Reflexos da pandemia
O advogado Ricardo Gorgulho Cunningham, membro do IBDFAM, representou a filha do falecido no processo e elogia a decisão da 4ª Câmara Cível do TJMG. “O entendimento firmado é moderno, justo, evita o enriquecimento sem causa da ex-esposa e até mesmo uma fraude previdenciária”, comenta.
Ele explica que houve uma demora no processo motivada pela proliferação da Covid-19. “A pandemia interferiu no curso da ação de divórcio porque, naquele período, o Judiciário não foi célere o suficiente para se manifestar e homologar o pedido que era vontade das partes”, esclarece Ricardo.
O contexto de pandemia também é apontado por Rodrigo da Cunha Pereira como determinante para o Direito das Famílias no último ano. “Como disse Freud, é na intimidade que surgem os conflitos. Principalmente no período de pandemia, os casais passaram a conviver mais tempos juntos, devido à alteração na rotina dos trabalhos. Com isso, a pretensão do número de divórcios aumentou significativamente.”
“A pandemia ceifou muitas vidas. Por óbvio, algumas delas com pedido de divórcio já distribuído. Em alguns casos, especialmente naqueles em que as partes no curso do processo já tiverem manifestado o interesse e intenção do divórcio, que só não se concretizou em razão do trâmite do processo, é possível flexibilizar, a regra das sentenças constitutivas, para decretar o divórcio mesmo após a morte de uma das partes.”
Separação de fato marca fim da conjugalidade
O especialista afirma que, assim como a separação de fato marca o fim da conjugalidade para efeitos patrimoniais, inclusive, ela pode determinar o divórcio post mortem por uma interpretação principiológica. “Afinal, princípios são normas jurídicas, assim como regras/leis. Se há adoção post mortem, cujo desejo não se concretiza em vida, ele poderá ser feito após a morte.”
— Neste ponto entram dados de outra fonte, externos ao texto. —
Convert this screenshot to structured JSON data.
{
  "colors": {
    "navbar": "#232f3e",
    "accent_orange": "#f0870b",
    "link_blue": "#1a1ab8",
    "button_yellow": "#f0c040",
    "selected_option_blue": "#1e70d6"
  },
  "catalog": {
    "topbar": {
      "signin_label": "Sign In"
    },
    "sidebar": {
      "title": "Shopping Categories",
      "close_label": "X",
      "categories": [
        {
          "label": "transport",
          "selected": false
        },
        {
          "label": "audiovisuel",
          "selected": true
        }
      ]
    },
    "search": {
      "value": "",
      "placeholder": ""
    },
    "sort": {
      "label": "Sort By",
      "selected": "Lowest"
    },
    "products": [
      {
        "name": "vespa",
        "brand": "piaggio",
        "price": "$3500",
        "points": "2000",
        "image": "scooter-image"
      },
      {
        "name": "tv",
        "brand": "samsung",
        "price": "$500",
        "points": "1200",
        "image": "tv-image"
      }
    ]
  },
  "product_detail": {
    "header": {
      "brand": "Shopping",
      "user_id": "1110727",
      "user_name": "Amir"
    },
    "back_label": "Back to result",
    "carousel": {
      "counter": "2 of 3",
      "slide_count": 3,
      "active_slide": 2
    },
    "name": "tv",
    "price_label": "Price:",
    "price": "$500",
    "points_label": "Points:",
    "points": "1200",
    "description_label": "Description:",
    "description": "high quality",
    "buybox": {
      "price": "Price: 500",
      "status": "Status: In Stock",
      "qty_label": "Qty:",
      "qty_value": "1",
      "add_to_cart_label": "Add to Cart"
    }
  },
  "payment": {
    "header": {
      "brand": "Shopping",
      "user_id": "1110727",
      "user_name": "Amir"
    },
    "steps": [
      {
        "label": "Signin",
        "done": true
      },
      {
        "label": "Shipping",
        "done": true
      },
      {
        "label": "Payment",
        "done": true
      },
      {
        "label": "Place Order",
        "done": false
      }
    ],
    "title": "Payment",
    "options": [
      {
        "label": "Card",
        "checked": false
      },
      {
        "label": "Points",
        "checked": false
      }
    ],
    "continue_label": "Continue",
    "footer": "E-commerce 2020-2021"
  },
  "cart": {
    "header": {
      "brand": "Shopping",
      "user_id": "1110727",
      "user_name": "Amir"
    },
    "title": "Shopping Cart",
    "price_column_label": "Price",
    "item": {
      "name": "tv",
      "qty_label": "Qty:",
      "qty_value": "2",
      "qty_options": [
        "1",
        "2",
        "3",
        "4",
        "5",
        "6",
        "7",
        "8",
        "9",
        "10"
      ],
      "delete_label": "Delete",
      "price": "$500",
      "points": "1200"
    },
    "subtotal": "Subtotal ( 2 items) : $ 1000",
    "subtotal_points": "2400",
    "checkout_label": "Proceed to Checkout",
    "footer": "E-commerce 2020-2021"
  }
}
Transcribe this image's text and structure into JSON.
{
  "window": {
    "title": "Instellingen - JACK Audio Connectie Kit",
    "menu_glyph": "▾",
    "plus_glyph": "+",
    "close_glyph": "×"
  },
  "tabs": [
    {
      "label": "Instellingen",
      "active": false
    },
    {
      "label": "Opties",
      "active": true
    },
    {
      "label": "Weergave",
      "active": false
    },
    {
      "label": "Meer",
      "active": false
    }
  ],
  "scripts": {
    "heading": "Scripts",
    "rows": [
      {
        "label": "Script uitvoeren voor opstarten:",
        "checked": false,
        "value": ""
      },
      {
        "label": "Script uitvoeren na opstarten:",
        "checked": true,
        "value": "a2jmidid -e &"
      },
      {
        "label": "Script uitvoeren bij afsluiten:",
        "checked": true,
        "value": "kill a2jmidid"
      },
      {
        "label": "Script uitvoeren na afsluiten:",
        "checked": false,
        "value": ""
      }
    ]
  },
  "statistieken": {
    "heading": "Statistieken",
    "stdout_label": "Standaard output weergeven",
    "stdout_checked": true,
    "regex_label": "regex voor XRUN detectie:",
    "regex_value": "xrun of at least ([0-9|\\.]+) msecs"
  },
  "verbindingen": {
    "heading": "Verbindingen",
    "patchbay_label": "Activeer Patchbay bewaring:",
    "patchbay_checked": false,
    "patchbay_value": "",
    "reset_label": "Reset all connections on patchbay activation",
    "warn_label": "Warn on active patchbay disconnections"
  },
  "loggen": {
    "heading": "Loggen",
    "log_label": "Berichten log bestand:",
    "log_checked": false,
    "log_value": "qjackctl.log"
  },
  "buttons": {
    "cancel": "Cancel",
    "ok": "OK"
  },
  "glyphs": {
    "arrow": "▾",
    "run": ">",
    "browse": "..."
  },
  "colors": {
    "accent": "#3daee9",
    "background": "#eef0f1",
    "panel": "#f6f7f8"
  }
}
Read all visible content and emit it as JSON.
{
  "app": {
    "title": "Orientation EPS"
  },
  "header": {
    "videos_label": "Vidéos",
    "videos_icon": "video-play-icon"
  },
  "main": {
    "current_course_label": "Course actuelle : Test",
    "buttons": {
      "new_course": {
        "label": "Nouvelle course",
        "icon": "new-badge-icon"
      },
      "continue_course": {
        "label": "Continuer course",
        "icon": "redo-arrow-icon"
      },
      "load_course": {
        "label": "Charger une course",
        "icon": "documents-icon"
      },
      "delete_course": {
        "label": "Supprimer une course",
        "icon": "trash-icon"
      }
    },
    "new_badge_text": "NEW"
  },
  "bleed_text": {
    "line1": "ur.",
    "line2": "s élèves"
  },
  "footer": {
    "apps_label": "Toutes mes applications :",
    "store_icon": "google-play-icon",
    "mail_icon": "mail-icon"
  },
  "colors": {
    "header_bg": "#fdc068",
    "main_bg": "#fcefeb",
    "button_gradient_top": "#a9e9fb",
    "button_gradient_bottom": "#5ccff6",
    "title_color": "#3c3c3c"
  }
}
“O mesmo raciocínio se aplica ao divórcio. Deixar de se decretar o divórcio, quando uma, ou mesmo ambas as partes falecem no curso do processo, seja consensual ou litigioso é fazer da lei (regra jurídica) um fetiche, é inverter a relação sujeito/objeto, e apegar-se excessivamente à formalidade jurídica em detrimento de sua essência.”